Птахин поднял глаза, отыскал ими согнувшуюся, все еще вздрагивающую от плача старуху и быстро пошел за сцену, разминая папиросу.
Теперь выступления сделались вовсе непонятными и бурными. Всяк валил свое. Одни высказывали частные обиды, другие ругались просто так и больше махали руками. Часам к двенадцати ночи страсти стали утихать. Ошеломленный Уланов потирал обеими руками виски, словно хотел выдавить из головы боль, начавшуюся от шума и духоты.
Когда весь горластый народ перекипел, на сцену поднялся Разумеев. Он зачем-то надел очки, которых раньше на нем никто не видел, откашлялся и начал мирным, укоризненным тоном:
— Чего шумим, а? К чему такая, я бы сказал, некультурность при исполнении важного дела, каким является наше собрание? Критиковать надо. Критика, я бы сказал, вроде мельничного колеса. Вот почему нельзя ее превращать в балаганное представление, а наш колхозный клуб — в тиятр.
Сделав такое внушительное вступление, Разумеев передохнул и, сдвинув брови, положил на край трибуны руку, словно боялся, что она упадет.
— Кое-чего тут совершенно верно говорилось по адресу товарища Птахина и всего правления, я бы сказал, даже дельно говорилось. Действительно, товарищ Птахин ослабил руль по части управления колхозом, я бы сказал, насовсем выпустил в последнее время. Но мы-то, мы куда смотрели? Сказали мы товарищу Птахину, поправили его своевременно? Нет! Почему? Да потому, что принижаем большевицкий дух. Один человек был забран в тюрьму и напуган по поводу этого. После выпуска из тюрьмы каждую свою речь, каждую резолюцию зачинал со слов: «Стоя на советской платформе, терпеть не могу ненормальностей!» Выписывает, допустим, пуд овса и сверху накладной строчит эти самые слова. А мы вот, стоя на платформе, терпим ненормальности. А давайте посмотрим, один ли Птахин виноват?

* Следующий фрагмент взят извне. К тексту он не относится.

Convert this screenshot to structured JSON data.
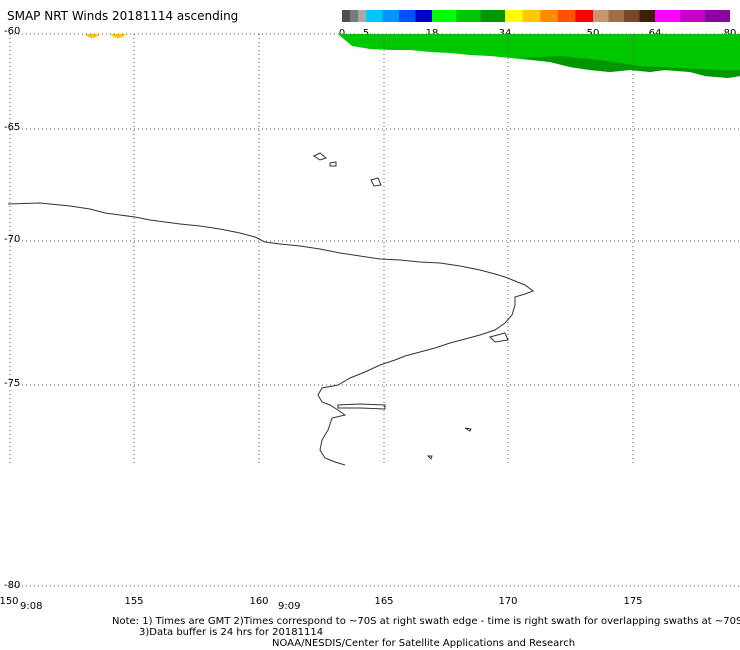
{
  "title": "SMAP NRT Winds 20181114 ascending",
  "colorbar": {
    "ticks": [
      "0",
      "5",
      "18",
      "34",
      "50",
      "64",
      "80"
    ],
    "segments": [
      "#4d4d4d",
      "#7a7a7a",
      "#a8a8a8",
      "#00c8ff",
      "#0096ff",
      "#0050ff",
      "#0000c8",
      "#00ff00",
      "#00c800",
      "#009600",
      "#ffff00",
      "#ffc800",
      "#ff8c00",
      "#ff5000",
      "#ff0000",
      "#c8966e",
      "#a06e46",
      "#784628",
      "#3c1e0a",
      "#ff00ff",
      "#c800c8",
      "#8c00a0"
    ]
  },
  "lat_labels": [
    "-60",
    "-65",
    "-70",
    "-75",
    "-80"
  ],
  "lon_labels": [
    "150",
    "155",
    "160",
    "165",
    "170",
    "175"
  ],
  "time_labels": [
    "9:08",
    "9:09"
  ],
  "notes": {
    "line1": "Note: 1) Times are GMT 2)Times correspond to ~70S at right swath edge - time is right swath for overlapping swaths at ~70S",
    "line2": "3)Data buffer is 24 hrs for 20181114",
    "line3": "NOAA/NESDIS/Center for Satellite Applications and Research"
  },
  "colors": {
    "wind_green": "#00c800",
    "wind_dark_green": "#009600",
    "wind_yellow": "#ffc800",
    "coastline": "#333333",
    "grid": "#555555"
  }
}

Дальше Разумеев доказал, что виновны во всех упущениях и бедах прежде всего сами колхозники, которые не хотели критиковать председателя и правление, не подсказали ему вовремя, не поправили его. Голос Разумеева был умиротворяющим, сладким, доводы казались убедительными, да и сам он выглядел внушительно. Уловив тонким чутьем, что настроение в зале переломлено и что настал самый удобный момент убраться с трибуны, Разумеев заключил:
— Кроме того, ежели вы добьетесь снятия товарища Птахина, вам направят на эту должность такую личность, которая, я бы сказал, не только наяву, а и во сне пашни не видела. Я извиняюсь, конечно, но скажу не в обиду нашей новой товарищ агрономше. Вот она приехала из города, и ей трудно с нами, и нам проку от нее никакого, потому как незнакомое дело. Извиняюсь, конечно, — увидев, как вспыхнула и опустила голову Тася, прибавил Разумеев. — Вот и добьемся, дадут нам липового председателя, да агроном у нас, я бы сказал, аховый, пойдет все нараскоряку…
Разумеев смолк, поджал губы и, выразив сердитое сострадание па лице, отправился на свое место.

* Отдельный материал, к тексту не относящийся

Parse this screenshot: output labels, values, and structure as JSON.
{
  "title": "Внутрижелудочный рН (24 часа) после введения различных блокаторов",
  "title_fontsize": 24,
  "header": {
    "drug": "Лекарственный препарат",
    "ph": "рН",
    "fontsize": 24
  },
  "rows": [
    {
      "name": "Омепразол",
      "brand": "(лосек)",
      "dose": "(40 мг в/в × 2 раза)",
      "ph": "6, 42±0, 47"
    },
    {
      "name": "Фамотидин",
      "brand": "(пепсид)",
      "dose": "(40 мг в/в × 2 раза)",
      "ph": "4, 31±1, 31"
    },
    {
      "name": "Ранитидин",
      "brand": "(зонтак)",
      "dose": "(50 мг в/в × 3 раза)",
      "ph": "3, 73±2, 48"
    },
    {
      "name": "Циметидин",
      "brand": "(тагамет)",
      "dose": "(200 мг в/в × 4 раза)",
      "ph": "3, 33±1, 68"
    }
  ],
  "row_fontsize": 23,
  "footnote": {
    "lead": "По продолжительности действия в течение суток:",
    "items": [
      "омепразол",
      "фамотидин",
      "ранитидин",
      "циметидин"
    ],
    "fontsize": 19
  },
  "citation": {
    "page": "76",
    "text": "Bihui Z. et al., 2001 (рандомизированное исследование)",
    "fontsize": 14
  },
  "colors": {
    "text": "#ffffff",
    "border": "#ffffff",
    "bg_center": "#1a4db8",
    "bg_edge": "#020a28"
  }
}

— Ах, поганец, — покачала головой Лидия Николаевна, — девку-то за что обидел?!
И все-таки выступление Разумеева сделало свое дело. Ошеломленные было подхалимы начали выползать на сцену, сокрушаться, критиковать правление и председателя, но все они убедительно доказывали, что, если уберут Птахина, колхозу совсем будет худо.
Птахин сидел, опустив голову, багровый, с болезненной гримасой. Он знал цену словам этих людей и с тоской, почти с болью ждал, чтобы сказал о нем доброе слово хоть один человек честный, не зависящий от него и от Карасева. Птахина очень обрадовало, когда осанистый, кряжистый колхозник Варегин из Заречья, крепко поругав его, вспомнил при этом, как работал агрономом в первые годы Птахин, и заявил, что другого председателя им не требуется, а надо этого заставить работать.

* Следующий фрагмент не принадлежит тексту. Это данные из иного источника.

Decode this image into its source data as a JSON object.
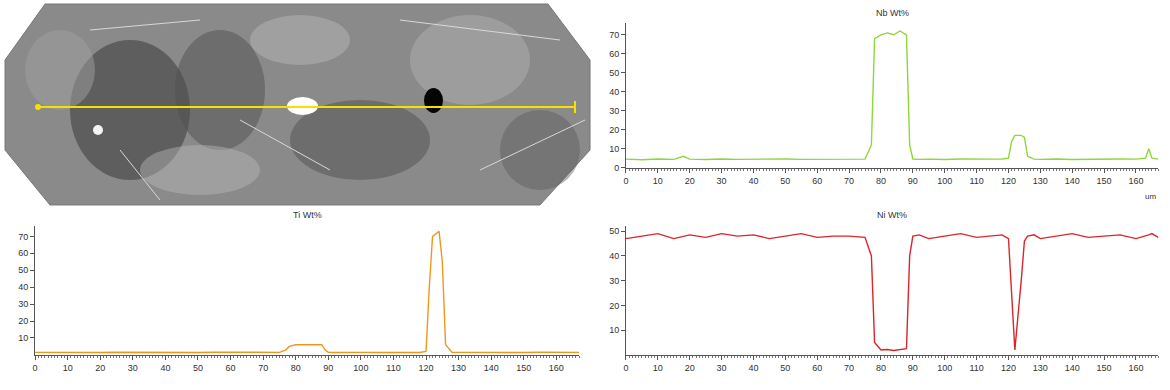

Колесо повернулось. Один по одному поднимались люди и расхваливали председателя до тех пор, пока не раздался изумленный и сердитый голос Миши Сыроежкина:
— Во те раз! Сперва вымазали, а теперь облизывать принялись!
В зале грохнули. Миша вышел вперед, говорил о каких-то темных делах, стучал кулаком в грудь. Слушали его с веселым оживлением.
— А ну вас к лешему! — плюнул Миша и направился было на свое место, но его остановил Уланов.
— Товарищ Сыроежкин, минуточку! — Иван Андреевич укоризненно обратился в зал: — Ну, товарищи! Надо же быть посерьезнее!
Его упрек подействовал. Люди смолкли.
Уланов кивнул головой Мише.
— Продолжайте, товарищ Сыроежкин.
— Да чего продолжать-то? Я говорю, что председатель наш ровным счетом ничего не обозначает. Он, как иностранцы говорят, марьянетка у своей бабы и у Карасева…
— Он пьяный! Это же наипервейший пьяница в деревне, — зашипел с места Карасев, и глаза его беспокойно уставились на Якова Григорьевича.
Карасев рассчитывал, что председатель нe даст дальше говорить Мише, но Яков Григорьевич сидел и слушал.
— Нет, на сегодняшний день я не пьяный, товарищ Карасев. Так-то… Миша смолк и с многозначительной улыбкой обвел взглядом зал. — Я уже сколько лет складом ведаю, а пропил хоть одно зернышко? Скажи мне, товарищ Карасев. Пропил?
— Кто тебя знает, — проворчал Карасев, — пьешь ведь на что-то.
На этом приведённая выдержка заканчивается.